DC’s deficit frenzy
The entire political world has descended into a deficit frenzy that rivals the mass hysteria of the Salem witch trials. The mania has been growing for months, but exploded last week when D.C. heartthrob Rep. Paul Ryan of Wisconsin (R) unveiled what was widely received as the most important document since the Emancipation Proclamation and the entire political establishment started babbling about “brio” and “courage.”
Nothing else matters at this point — not anemic economic growth, not sustained, shockingly high unemployment, not a Middle East uprising of world-changing consequence — not even an epic nuclear catastrophe.
Sen. Saxby Chambliss (R-Ga.) said on CNN this week that the deficit is “the most significant national security interest that the United States is facing today.” And that’s with the U.S. currently involved in three wars! (Well, two wars and one “kinetic military action.”)
{mosads}Oddly, even with budget terror consuming every waking moment, many insist on tackling a projected shortfall in Social Security that will not materialize until 2037. In fact, it is currently in surplus, safely invested in U.S. treasury bills that help finance the government.
Nonetheless, they insist that this potential problem far into the future must be dealt with immediately. Former Sen. John Warner (R-Va.) explained Monday, “What we want to make sure is that there’s going to be Social Security 75 years from now, and the idea that we should just punt on this problem because there is still some money left in the trust fund makes no sense to me.”

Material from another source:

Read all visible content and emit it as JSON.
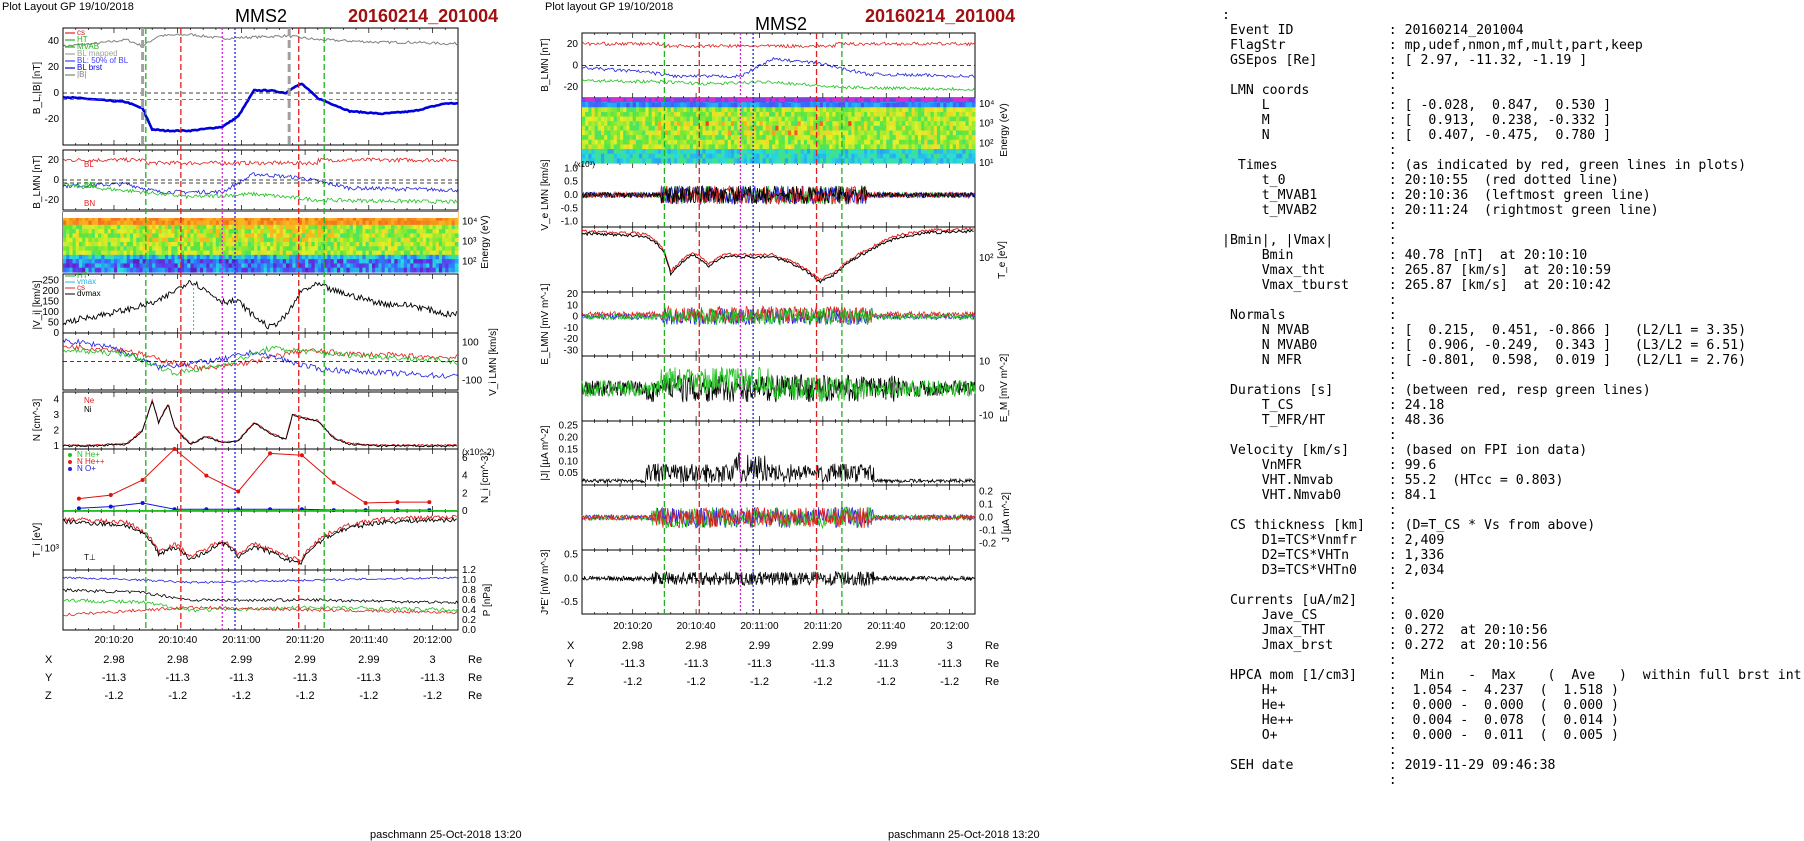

Considering the lack of interest in the job-creation crisis or the looming catastrophic future crisis of climate change, this nonsensical insistence on injecting Social Security into the mix can only be seen as another symptom of the deficit delirium that has overtaken the Capitol.
It reached such a pitch that last week the government was nearly shut down over spending on Pap smears and the president, a man commonly accused of being a socialist by political rivals, rushed to take credit for the largest spending cuts in history. One would have thought that would break the fever, but it shows no signs of abating.
Today the political world anxiously awaits the unveiling of the president’s plan for long-term deficit reduction, rumored to be based upon the recommendations of the co-chairmen of his deficit commission when they could not find consensus among members.
Nobody knows specifics, but everyone agrees that he must cut “entitlements,” the specter that haunts the febrile dreams of everyone in Washington. Unless some old and sick people are thrown onto the bonfire, they believe we will never purge the deficit demon from our body politic.
There are those who seem to be immune. Investors appear unmoved by the frenzy, buying U.S. treasury bonds even at historically low interest rates. Respected economists aren’t affected either, pointing out that the more immediate concern for our economic health is slow growth and high unemployment. According to Paul Krugman, more than half the deficit was caused by the plunge in tax receipts and the need to stimulate the economy, so big deficits at a time like this are both appropriate and necessary.
Government spending didn’t cause our economic problems, and it’s delusional to think cutting it will solve them. But the powers that be are apparently going to forge on and try to immediately “reform entitlements” to prove that they are Very Serious about purging the phantoms the moneyed interests have created to explain why the American Dream is turning into a nightmare. Let’s hope this fever burns itself out before it causes permanent damage.